Cisco vient de publier des correctifs pour une vulnérabilité de type denial-of-service (DoS) affectant le Crosswork Network Controller (CNC) et le Network Services Orchestrator (NSO). Les systèmes touchés nécessitent un redémarrage manuel pour retrouver leur fonctionnement normal.
Les grandes entreprises et fournisseurs de services utilisent la suite logicielle CNC afin de gérer des réseaux multivendeurs via l’automatisation. Le NSO, quant à lui, orchestre les équipements et ressources réseau.
Identifiée sous le numéro CVE-2026-20188, cette faille de gravité élevée provient d’une limitation insuffisante du débit des connexions entrantes. Des attaquants non authentifiés peuvent l’exploiter à distance avec des attaques de faible complexité, provoquant l’arrêt des instances Cisco CNC et Cisco NSO non corrigées.
Conséquences et remédiation
Une exploitation réussie épuise les ressources de connexion, rendant les systèmes indisponibles et générant une condition de DoS pour les utilisateurs légitimes et services associés. Seul un redémarrage manuel permet la récupération, précise Cisco dans son avis publié mercredi.
La société insiste sur l’importance de migrer vers les versions corrigées pour éliminer ce risque.
L’équipe Product Security Incident Response Team (PSIRT) de Cisco n’a détecté aucune exploitation active de CVE-2026-20188.

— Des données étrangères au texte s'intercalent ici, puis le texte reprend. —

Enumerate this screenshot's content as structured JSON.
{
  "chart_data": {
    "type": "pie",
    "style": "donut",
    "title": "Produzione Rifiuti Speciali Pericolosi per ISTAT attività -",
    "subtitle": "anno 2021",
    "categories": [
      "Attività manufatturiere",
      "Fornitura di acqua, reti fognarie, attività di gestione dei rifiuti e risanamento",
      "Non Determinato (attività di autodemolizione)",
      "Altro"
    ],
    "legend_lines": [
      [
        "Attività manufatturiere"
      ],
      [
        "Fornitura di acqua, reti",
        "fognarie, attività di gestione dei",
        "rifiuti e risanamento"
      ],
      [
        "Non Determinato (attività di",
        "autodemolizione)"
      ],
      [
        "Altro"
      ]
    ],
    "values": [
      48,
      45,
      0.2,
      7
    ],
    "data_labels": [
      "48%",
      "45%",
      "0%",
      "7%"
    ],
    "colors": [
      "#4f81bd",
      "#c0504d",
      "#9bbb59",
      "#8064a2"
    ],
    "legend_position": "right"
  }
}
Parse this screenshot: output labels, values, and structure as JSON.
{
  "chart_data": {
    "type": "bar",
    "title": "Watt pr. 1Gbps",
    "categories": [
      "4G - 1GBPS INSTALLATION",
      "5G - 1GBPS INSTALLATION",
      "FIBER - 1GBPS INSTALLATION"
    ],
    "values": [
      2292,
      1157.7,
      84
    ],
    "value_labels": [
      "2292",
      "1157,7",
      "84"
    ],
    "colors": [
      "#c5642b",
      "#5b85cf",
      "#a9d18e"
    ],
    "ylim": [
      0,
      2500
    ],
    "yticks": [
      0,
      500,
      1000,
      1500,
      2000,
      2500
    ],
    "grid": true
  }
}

| Cisco CNC Release | First Fixed Release |
|---|---|
| 7.1 and earlier | Migrate to a fixed release. |
| 7.2 | Not vulnerable. |
| Cisco NSO Release | First Fixed Release |
|---|---|
| 6.3 and earlier | Migrate to a fixed release. |
| 6.4 | 6.4.1.3 |
| 6.5 | Not vulnerable. |
Antécédents chez Cisco
Aucune exploitation sauvage n’a été observée pour cette vulnérabilité, mais Cisco a déjà corrigé d’autres failles DoS utilisées par des attaquants. En novembre 2025, deux défauts (CVE-2025-20362 et CVE-2025-20333) ont forcé des pare-feu ASA et FTD en boucles de redémarrage lors d’attaques zero-day.
En septembre précédent, l’agence CISA avait ordonné aux agences fédérales de sécuriser leurs pare-feu Cisco sous 24 heures face à cette chaîne d’exploits.
Cisco a également traité des vulnérabilités (CVE-2022-20653 et CVE-2024-20401) permettant de bloquer définitivement les appliances Secure Email via des emails malveillants, nécessitant une intervention manuelle. L’an dernier, une autre faille (CVE-2025-20115) crashait le processus Border Gateway Protocol (BGP) sur routeurs IOS XR avec un seul message BGP.